对于您的8个dfs，您可以在其上循环并在循环时聚合：

# take a copy of the firt df's last 4 columns
total = df_list[0]
total = total[total.columns[-4:]].values
for df in df_list[1:]:
    total += df[df.columns[-4:]].values

然后只需再次循环dfs即可覆盖：

for df in df_list:
    df[df.columns[-4:]] = total

然后用

再次写出来，以_csv

您只需使用numpy就可以做到这一点。

import numpy as np

# list of all the files

file_list = ['foo.csv','bar.csv','baz.csv'] # all 8 files

col_names = ['a','b','c','d','e','f'] # all the names till z if necessary as the first row, else skip this

# initializing a numpy array, for containing sum from last 4 columns

add_cols = np.zeros((600,4))

# iterating over all .csv files

for file in file_list :

    # skiprows will skip the first row and usecols will get values in last 4 cols

    temp = np.loadtxt(file, skiprows=1, delimiter=',' , usecols = (22,23,24,25) )
    add_cols = np.add(temp,add_cols)

# now again overwriting all the files, substituting the last 4 columns with the sum   

for file in file_list :

    #loading the content from file in temp

    temp = np.loadtxt(file, skiprows=1, delimiter=',')
    temp[:,[22,23,24,25]] = add_cols 

    # writing the column names first

    with open(file,'w') as p:
        p.write(','.join(col_names)+'\n')
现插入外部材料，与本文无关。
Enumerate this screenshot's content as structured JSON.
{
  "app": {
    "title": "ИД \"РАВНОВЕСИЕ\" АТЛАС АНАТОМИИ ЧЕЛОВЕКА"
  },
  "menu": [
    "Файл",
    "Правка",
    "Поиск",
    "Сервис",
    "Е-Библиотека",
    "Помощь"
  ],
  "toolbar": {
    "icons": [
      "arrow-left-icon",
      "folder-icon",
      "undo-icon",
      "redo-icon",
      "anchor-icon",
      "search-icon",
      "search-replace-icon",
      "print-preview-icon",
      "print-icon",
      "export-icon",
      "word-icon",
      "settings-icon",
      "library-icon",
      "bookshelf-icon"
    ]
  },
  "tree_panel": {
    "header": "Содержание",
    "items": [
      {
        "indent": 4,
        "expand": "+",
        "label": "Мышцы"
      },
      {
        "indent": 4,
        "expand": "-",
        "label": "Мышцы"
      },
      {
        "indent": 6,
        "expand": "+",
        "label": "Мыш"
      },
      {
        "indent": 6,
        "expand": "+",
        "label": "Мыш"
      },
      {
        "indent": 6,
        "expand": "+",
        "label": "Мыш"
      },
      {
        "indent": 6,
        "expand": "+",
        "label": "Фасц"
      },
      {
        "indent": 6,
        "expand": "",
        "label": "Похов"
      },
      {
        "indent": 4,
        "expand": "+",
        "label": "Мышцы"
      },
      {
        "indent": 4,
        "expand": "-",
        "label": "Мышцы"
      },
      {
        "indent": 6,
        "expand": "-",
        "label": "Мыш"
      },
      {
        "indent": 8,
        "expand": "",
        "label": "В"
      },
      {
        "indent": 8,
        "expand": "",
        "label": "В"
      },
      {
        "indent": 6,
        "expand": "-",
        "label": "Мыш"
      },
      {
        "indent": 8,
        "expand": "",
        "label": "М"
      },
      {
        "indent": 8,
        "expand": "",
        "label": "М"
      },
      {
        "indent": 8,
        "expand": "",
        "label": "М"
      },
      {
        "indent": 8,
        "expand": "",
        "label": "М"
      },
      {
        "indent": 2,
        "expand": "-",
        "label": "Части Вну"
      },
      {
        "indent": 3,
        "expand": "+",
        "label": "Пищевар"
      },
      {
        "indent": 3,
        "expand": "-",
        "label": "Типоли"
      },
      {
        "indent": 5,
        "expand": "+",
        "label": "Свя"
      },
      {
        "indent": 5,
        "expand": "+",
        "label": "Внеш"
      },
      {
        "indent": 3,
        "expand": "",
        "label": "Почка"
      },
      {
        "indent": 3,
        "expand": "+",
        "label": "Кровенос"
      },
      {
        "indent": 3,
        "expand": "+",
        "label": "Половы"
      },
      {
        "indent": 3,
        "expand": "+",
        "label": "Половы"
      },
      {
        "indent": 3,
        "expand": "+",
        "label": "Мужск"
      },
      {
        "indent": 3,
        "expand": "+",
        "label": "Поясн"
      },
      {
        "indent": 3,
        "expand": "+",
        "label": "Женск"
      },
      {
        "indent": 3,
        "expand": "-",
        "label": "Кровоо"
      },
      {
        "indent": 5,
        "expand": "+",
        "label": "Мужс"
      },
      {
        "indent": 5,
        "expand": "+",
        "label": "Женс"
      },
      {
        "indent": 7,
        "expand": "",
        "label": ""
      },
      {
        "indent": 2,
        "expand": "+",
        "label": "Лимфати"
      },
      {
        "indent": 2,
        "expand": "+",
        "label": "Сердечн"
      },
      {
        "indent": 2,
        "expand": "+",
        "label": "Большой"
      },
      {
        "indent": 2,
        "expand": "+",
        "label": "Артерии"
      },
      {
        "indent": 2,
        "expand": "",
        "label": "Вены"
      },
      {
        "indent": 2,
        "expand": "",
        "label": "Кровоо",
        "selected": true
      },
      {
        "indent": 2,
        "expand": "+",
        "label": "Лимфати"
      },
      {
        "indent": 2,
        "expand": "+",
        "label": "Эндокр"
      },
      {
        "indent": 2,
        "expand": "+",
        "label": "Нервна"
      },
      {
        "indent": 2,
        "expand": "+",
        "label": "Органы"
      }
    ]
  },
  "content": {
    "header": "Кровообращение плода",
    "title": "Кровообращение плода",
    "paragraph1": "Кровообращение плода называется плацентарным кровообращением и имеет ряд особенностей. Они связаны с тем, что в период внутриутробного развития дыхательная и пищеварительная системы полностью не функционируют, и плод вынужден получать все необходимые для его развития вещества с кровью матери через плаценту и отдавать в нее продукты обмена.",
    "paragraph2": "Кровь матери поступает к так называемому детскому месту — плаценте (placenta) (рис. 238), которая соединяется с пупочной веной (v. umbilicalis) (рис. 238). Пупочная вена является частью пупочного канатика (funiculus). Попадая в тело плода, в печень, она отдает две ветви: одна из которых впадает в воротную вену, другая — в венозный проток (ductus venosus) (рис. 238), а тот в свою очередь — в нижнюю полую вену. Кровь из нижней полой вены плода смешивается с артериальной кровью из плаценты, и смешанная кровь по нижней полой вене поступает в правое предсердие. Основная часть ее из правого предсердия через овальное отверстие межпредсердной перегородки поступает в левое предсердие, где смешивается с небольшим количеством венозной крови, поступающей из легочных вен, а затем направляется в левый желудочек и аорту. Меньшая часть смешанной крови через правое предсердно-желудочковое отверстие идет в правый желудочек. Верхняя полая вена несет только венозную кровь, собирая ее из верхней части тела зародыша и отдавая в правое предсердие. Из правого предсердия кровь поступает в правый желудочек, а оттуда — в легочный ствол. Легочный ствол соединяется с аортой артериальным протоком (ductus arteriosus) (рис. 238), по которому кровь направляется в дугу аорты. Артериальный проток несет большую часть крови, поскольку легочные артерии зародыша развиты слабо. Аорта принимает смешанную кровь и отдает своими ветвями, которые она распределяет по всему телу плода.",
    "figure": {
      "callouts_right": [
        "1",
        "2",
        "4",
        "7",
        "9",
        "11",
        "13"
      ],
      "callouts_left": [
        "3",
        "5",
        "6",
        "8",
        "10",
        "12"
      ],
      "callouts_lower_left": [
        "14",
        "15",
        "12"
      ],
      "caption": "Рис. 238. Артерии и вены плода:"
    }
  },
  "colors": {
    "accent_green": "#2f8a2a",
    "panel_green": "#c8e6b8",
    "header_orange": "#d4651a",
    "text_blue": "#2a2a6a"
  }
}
    # now appending final values in temp to the file as csv

    with open(file,'a')  as p:  
        np.savetxt(p,temp,delimiter=",",fmt="%i")

现在，如果文件不是逗号分隔的，而是空格分隔的，请从所有函数中删除

分隔符

选项，因为默认情况下，分隔符被视为

空格

。也相应地加入第一列。

只需使用numpy即可完成此操作。

import numpy as np

# list of all the files

file_list = ['foo.csv','bar.csv','baz.csv'] # all 8 files

col_names = ['a','b','c','d','e','f'] # all the names till z if necessary as the first row, else skip this

# initializing a numpy array, for containing sum from last 4 columns

add_cols = np.zeros((600,4))

# iterating over all .csv files

for file in file_list :

    # skiprows will skip the first row and usecols will get values in last 4 cols

    temp = np.loadtxt(file, skiprows=1, delimiter=',' , usecols = (22,23,24,25) )
    add_cols = np.add(temp,add_cols)

# now again overwriting all the files, substituting the last 4 columns with the sum   

for file in file_list :

    #loading the content from file in temp

    temp = np.loadtxt(file, skiprows=1, delimiter=',')
    temp[:,[22,23,24,25]] = add_cols 

    # writing the column names first

    with open(file,'w') as p:
        p.write(','.join(col_names)+'\n')

    # now appending final values in temp to the file as csv

    with open(file,'a')  as p:  
        np.savetxt(p,temp,delimiter=",",fmt="%i")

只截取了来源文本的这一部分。